Maybe. But having studied and taught both history and psychology, what interests me is not how similar we are to people in the past, but how different. In my experience it often takes a lot of work to uncover just how different we are. The apparent similarities are often easy to see -- or rather, we think we see them, because we interpret things in ways that are familiar to us. This can lead us to misunderstand what was going on in the past. There is a very interesting article by Roy Baumeister entitled "How the self became a problem" which looks at the apparently simple question of how people see themselves. It does a pretty good job of exemplifying the quote from L. P. Hartley's "The Go-Between" -- "The past is a foreign country: they do things differently there." What I find most striking about the past is that they think very differently. Which is no doubt why they do things differently.
A simple explanation to this phenomenon would be that we are vastly the same but in some minor details different.

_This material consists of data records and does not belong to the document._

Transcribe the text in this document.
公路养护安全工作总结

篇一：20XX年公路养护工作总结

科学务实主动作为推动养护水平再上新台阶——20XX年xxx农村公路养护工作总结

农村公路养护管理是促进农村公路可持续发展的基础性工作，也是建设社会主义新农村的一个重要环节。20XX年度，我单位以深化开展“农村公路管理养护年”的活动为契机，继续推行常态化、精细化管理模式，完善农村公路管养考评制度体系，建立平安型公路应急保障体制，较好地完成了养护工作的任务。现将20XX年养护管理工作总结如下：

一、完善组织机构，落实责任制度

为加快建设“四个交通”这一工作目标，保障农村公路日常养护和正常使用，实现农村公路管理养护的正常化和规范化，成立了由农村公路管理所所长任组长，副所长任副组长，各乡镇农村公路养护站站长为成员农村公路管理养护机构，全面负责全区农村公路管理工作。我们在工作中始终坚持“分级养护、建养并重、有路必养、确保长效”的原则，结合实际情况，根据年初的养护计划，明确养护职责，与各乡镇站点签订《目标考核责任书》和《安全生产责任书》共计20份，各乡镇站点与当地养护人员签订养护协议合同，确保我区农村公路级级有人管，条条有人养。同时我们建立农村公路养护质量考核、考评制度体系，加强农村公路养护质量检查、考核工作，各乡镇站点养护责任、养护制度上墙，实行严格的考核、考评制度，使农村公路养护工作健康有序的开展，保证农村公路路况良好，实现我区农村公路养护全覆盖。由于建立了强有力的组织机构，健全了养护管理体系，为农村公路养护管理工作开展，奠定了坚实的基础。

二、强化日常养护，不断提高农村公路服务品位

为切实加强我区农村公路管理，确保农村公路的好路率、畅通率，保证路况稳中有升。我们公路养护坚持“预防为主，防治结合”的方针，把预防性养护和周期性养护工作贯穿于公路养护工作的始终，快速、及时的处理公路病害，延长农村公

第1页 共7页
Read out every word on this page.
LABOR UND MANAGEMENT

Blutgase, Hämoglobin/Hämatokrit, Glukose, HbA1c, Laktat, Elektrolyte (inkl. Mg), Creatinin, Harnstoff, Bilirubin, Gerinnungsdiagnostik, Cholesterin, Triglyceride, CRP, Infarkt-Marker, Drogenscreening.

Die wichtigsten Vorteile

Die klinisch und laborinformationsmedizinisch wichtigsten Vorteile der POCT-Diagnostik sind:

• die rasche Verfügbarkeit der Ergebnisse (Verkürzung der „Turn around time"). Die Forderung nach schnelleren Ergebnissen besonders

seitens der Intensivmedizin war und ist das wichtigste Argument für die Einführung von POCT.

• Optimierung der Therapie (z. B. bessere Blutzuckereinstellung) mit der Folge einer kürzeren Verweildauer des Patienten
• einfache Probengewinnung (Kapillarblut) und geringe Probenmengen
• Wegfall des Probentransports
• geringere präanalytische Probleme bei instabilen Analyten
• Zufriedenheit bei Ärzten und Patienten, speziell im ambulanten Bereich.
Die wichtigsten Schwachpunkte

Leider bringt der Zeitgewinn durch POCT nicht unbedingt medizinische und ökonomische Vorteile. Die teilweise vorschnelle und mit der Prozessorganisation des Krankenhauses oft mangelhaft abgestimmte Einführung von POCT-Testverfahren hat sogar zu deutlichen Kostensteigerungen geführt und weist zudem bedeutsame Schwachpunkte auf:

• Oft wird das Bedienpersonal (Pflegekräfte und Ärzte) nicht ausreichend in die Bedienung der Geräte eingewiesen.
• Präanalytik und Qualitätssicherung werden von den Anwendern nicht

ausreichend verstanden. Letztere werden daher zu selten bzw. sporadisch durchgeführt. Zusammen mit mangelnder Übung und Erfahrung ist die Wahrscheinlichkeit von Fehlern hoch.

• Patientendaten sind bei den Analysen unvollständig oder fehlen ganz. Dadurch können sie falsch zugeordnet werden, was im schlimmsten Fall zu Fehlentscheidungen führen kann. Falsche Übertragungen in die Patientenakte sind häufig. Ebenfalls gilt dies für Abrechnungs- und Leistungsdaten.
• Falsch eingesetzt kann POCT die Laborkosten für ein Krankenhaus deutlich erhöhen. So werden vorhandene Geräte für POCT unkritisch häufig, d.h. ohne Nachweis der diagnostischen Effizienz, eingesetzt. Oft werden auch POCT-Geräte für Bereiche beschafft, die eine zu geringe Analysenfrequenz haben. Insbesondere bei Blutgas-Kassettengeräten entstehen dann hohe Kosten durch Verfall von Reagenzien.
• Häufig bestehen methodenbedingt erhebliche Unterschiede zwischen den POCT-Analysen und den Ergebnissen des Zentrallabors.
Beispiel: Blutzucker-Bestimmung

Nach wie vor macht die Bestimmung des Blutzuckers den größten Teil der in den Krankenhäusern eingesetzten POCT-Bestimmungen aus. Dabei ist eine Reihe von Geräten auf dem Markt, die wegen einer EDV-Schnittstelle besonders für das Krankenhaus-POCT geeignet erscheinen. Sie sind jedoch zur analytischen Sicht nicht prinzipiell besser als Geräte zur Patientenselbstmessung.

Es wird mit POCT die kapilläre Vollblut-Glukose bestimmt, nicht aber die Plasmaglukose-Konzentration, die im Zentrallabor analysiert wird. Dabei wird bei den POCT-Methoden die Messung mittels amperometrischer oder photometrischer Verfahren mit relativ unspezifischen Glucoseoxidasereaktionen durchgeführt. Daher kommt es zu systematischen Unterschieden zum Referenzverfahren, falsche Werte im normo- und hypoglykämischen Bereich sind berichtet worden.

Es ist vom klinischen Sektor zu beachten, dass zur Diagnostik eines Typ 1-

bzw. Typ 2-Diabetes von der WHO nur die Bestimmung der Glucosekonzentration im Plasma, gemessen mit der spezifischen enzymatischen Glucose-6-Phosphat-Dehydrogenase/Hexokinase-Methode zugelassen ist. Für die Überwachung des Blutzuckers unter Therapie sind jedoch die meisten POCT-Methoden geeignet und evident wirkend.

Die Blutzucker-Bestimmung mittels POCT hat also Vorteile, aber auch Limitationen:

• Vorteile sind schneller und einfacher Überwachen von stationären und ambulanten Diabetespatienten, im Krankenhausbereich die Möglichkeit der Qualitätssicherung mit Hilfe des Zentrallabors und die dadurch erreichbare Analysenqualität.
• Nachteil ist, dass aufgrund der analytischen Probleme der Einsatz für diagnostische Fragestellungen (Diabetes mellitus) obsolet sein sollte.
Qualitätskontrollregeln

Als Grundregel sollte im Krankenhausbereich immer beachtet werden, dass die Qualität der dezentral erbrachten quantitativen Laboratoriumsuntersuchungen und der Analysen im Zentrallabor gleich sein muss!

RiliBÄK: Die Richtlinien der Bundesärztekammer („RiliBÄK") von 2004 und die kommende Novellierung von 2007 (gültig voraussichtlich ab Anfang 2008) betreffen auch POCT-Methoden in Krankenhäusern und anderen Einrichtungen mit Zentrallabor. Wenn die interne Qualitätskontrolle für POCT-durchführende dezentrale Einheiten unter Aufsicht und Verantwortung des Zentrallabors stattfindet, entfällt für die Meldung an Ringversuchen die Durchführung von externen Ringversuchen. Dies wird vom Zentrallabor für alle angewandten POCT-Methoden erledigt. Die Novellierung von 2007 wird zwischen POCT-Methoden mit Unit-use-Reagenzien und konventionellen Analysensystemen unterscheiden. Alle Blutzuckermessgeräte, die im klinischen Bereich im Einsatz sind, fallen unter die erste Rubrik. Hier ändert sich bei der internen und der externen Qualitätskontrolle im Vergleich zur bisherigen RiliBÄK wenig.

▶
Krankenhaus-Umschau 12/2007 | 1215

If you look at the lives of the simple population there is very little difference from the late medieval period to the modern world. The academic has very little knowledge of what normal people believe. Or: Scripture of a medieval monk is not a good source for the lived reality and the acted out believe of the peasant. Neither is the modern academic a good source of what the plumber's acted out belief is.
Besides that: It is not only possible that the human nature is untouched by what we think it is. It is highly probable.
I am a Zettler
This has always fascinated me as well. Some of the things done in ancient times equal or surpass capabilities of today’s standards.
Thanks so much for sharing this @micahredding. It does remind me of the Zettel Method, all this intricate interwoven into honeycombs, not unlike the interwoven links, backlinks and tags, all connected together to for a purpose, forming a honeycomb knowledge base!
By a power it's been given, not a power of its own. Grin. The bee did not create itself, nor did it create the works of its hungers and corpus. It obeys the first and wields the second.
Saint Gregory of Nyssa said, "reason is the highest faculty of the soul." I neither created myself nor reason, nor bestow reason upon myself, yet my intellect hungers to learn and I exercise reason striving to make sense of what I learn to understand more about the infinite vastness that yet remains shrouded in mystery.